Scaring mosquitos prevents reproduction

University of Haifa researchers discover warning signal.

mosquito 298 (photo credit: Cunter Muller/ Hebrew University)
mosquito 298
(photo credit: Cunter Muller/ Hebrew University)
Female mosquitoes have been “tricked” into not laying their eggs by University of Haifa researchers, who have isolated the natural chemicals released by their enemies that serve as a warning signal that reproducing is too dangerous.
Described by the scientists as a “breakthrough,” the discovery will soon be published in the prestigious journal Ecology Letters. The technique may prove to be an effective way of fighting mosquitoes without using pesticides.
The natural compounds released by mosquitoes’ natural aquatic predators were identified for the first time in the lab of Prof. Leon Blaustein, who worked with an interdisciplinary team that included Ph.D. student Alon Silberbush; Dr. Shai Markman, a chemical ecologist from University of Haifa-Oranim; Dr. Efraim Lewinsohn and Einat Bar, chemists at the Neveh Yaar Research Center; and Prof. Joel Cohen, a mathematical and population biologist at Rockefeller and Columbia Universities in New York.
Previous research from Blaustein’s lab showed that the mosquito species Culiseta longiareolata chemically detects a voracious predator of its offspring in the water that is known as the backswimmer, Notonecta maculata. The mosquito avoids laying eggs where it detects the predator. But until recently, the chemical identity of these compounds was not known.
Ecologists and evolutionary biologists have long known that many prey species can detect predators chemically and, upon detection, take various actions to avoid being eaten or having their progeny eaten, but they were unable to determine the makeup of these chemicals.
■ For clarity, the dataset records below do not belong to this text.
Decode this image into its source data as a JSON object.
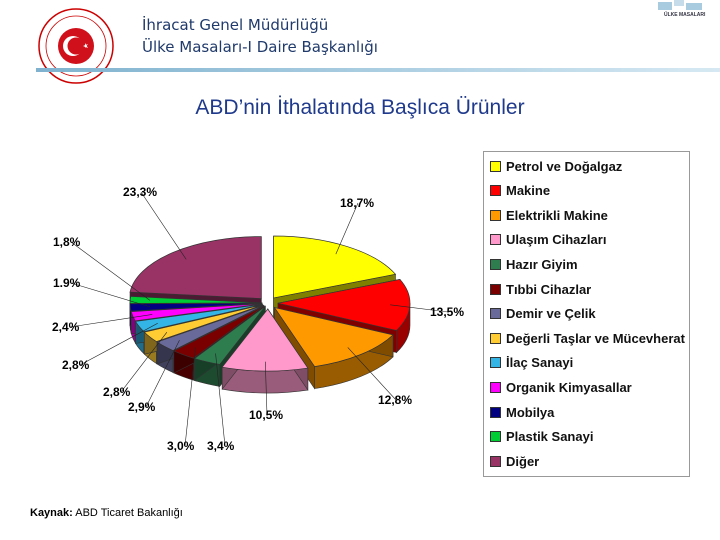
{
  "header": {
    "line1": "İhracat Genel Müdürlüğü",
    "line2": "Ülke Masaları-I Daire Başkanlığı",
    "corner_logo_text": "ÜLKE MASALARI"
  },
  "source": {
    "label": "Kaynak:",
    "text": "ABD Ticaret Bakanlığı"
  },
  "chart_data": {
    "type": "pie",
    "title": "ABD’nin İthalatında Başlıca Ürünler",
    "legend_position": "right",
    "slices": [
      {
        "name": "Petrol ve Doğalgaz",
        "value": 18.7,
        "label": "18,7%",
        "color": "#ffff00"
      },
      {
        "name": "Makine",
        "value": 13.5,
        "label": "13,5%",
        "color": "#ff0000"
      },
      {
        "name": "Elektrikli Makine",
        "value": 12.8,
        "label": "12,8%",
        "color": "#ff9900"
      },
      {
        "name": "Ulaşım Cihazları",
        "value": 10.5,
        "label": "10,5%",
        "color": "#ff99cc"
      },
      {
        "name": "Hazır Giyim",
        "value": 3.4,
        "label": "3,4%",
        "color": "#2e7d4f"
      },
      {
        "name": "Tıbbi Cihazlar",
        "value": 3.0,
        "label": "3,0%",
        "color": "#7a0000"
      },
      {
        "name": "Demir ve Çelik",
        "value": 2.9,
        "label": "2,9%",
        "color": "#6a6a9a"
      },
      {
        "name": "Değerli Taşlar ve Mücevherat",
        "value": 2.8,
        "label": "2,8%",
        "color": "#ffcc33"
      },
      {
        "name": "İlaç Sanayi",
        "value": 2.8,
        "label": "2,8%",
        "color": "#33b5e5"
      },
      {
        "name": "Organik Kimyasallar",
        "value": 2.4,
        "label": "2,4%",
        "color": "#ff00ff"
      },
      {
        "name": "Mobilya",
        "value": 1.9,
        "label": "1.9%",
        "color": "#000080"
      },
      {
        "name": "Plastik Sanayi",
        "value": 1.8,
        "label": "1,8%",
        "color": "#00cc33"
      },
      {
        "name": "Diğer",
        "value": 23.3,
        "label": "23,3%",
        "color": "#993366"
      }
    ]
  }
}
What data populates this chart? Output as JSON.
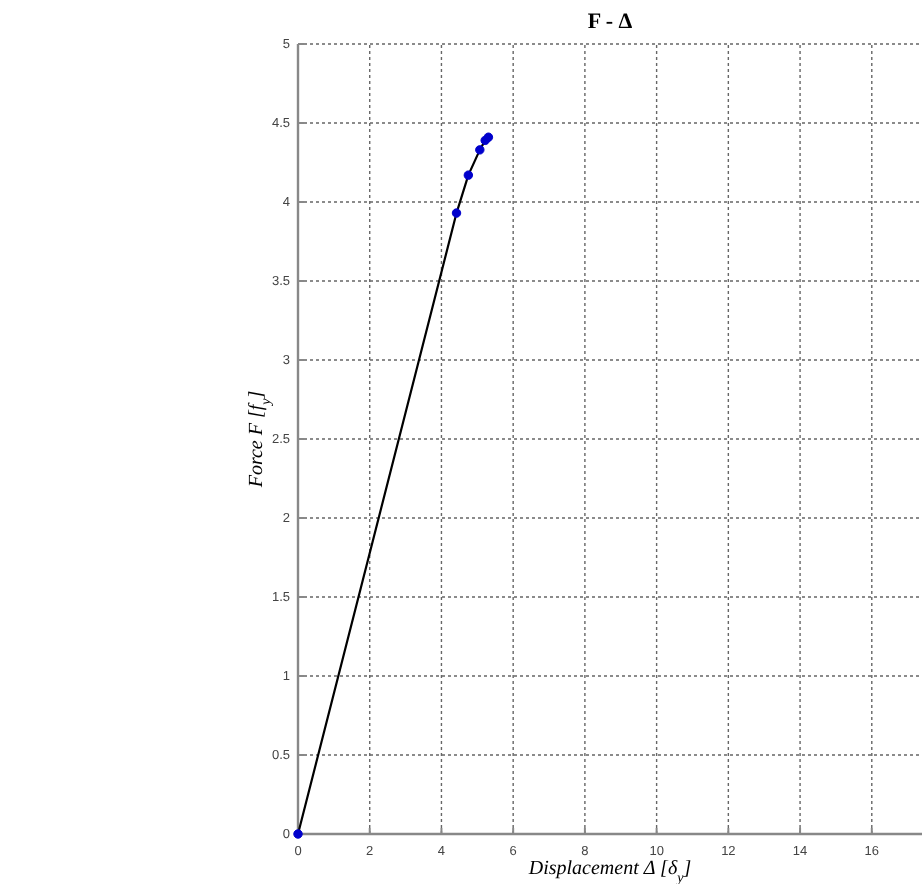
{
  "chart_data": {
    "type": "line",
    "title": "F - Δ",
    "xlabel": "Displacement Δ [δ$_{y}$]",
    "ylabel": "Force F [f$_{y}$]",
    "series": [
      {
        "color": "#000000",
        "line_style": "solid",
        "marker": "none",
        "x": [
          0,
          4.42,
          4.75,
          5.07,
          5.22,
          5.31
        ],
        "values": [
          0,
          3.93,
          4.17,
          4.33,
          4.39,
          4.41
        ]
      },
      {
        "type": "scatter",
        "color": "#0000cc",
        "marker": "circle",
        "x": [
          0,
          4.42,
          4.75,
          5.07,
          5.22,
          5.31
        ],
        "values": [
          0,
          3.93,
          4.17,
          4.33,
          4.39,
          4.41
        ]
      }
    ],
    "xlim": [
      0,
      17.4
    ],
    "xticks": [
      0,
      2,
      4,
      6,
      8,
      10,
      12,
      14,
      16
    ],
    "ylim": [
      0,
      5
    ],
    "yticks": [
      0,
      0.5,
      1,
      1.5,
      2,
      2.5,
      3,
      3.5,
      4,
      4.5,
      5
    ],
    "grid": true
  }
}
By screening and comparing the chemicals released by N. maculata with those produced by Anax imperator, another aquatic predator that does not elicit a chemical response by the mosquito, they were able to narrow down the potential chemicals that elicited the mosquito’s behavioral response.
Blaustein’s group then conducted outdoor experiments on potential chemicals and determined that two of the chemicals released by the N.
maculata – n-tricosane and nheneicosane – repelled these mosquitoes from laying eggs and together had a synergistic effect.
Blaustein, who received funding from the Israel Science Foundation, suggested that spraying such synthetic compounds at mosquito breeding sites could not only result in much fewer mosquitoes in the immediate area but probably reduce mosquito populations overall.
Forcing pregnant mosquitoes to look for an enemy-free breeding site could mean they will die before laying their eggs.
The average mosquito has a 20 percent probability of dying as each day passes.
In addition, by concentrating their eggs in considerably fewer breeding sites that they regard as predator-free, the mosquito larvae would face increased competition, resulting in fewer and weaker emerging adults.
Blaustein explained that in the fight against mosquitoes, there are essentially three strategies. The preferred one is to prevent the emergence of adult mosquitoes at aquatic breeding sites. When this has not been done effectively, mosquito control workers try to kill the adults that have spread to residential areas. This is, of course, much more expensive and difficult and usually requires spraying chemical pesticides that pose environmental and health dangers.